Diante do exposto no presente artigo, depreendemos que a substituição tributária centraliza o recolhimento do imposto devido por terceiros no contribuinte substituto, facilita a fiscalização e estimula a igualdade na tributação, impedindo a concorrência desleal entre contribuintes que recolhem e os que não recolhem regularmente seus tributos.

                        O sistema da substituição tributária é uma importante ferramenta utilizada pelo Estado no sentido de ampliar sua base de arrecadação, facilitando a fiscalização e diminuindo a sonegação de impostos, gerando receitas para benefícios à sociedade.

4. Referências bibliográficas

Coêlho, Sacha Calmon Navarro, Curso de Direito Tributário Brasileiro, Editora Forense, 9ª Edição: 2006.

Spagnol, Werther Botelho, Curso de Direito Tributário – Conforme a EC n. 42/03, Editora Del Rey, Belo Horizonte, 2004.
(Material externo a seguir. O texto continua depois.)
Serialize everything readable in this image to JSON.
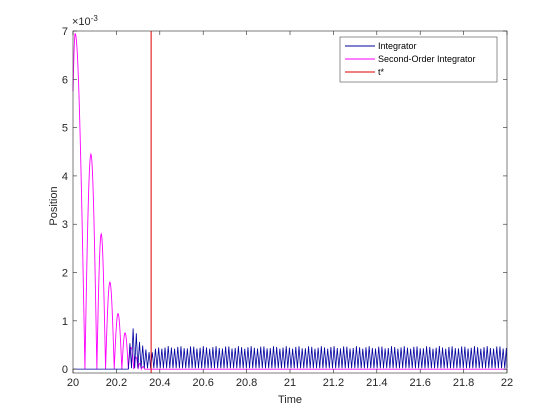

MACHADO, Hugo de Brito. Ob cit. pgs. 104-105.

GRECO, Marco Aurélio. Substituição tributária: antecipação do fato gerador. 2ª ed., São Paulo, Malheiros, 2001. pg. 115. 

MELO, Ângelo Braga Netto Rodrigues de. Substituição tributária progressiva no ICMS: teoria e prática. Núria Fabris, Porto Alegra, 2008

ALEXANDRINO, Marcelo. Manual de Direito Tributário, 4ª edição, revista e atualizada 2007.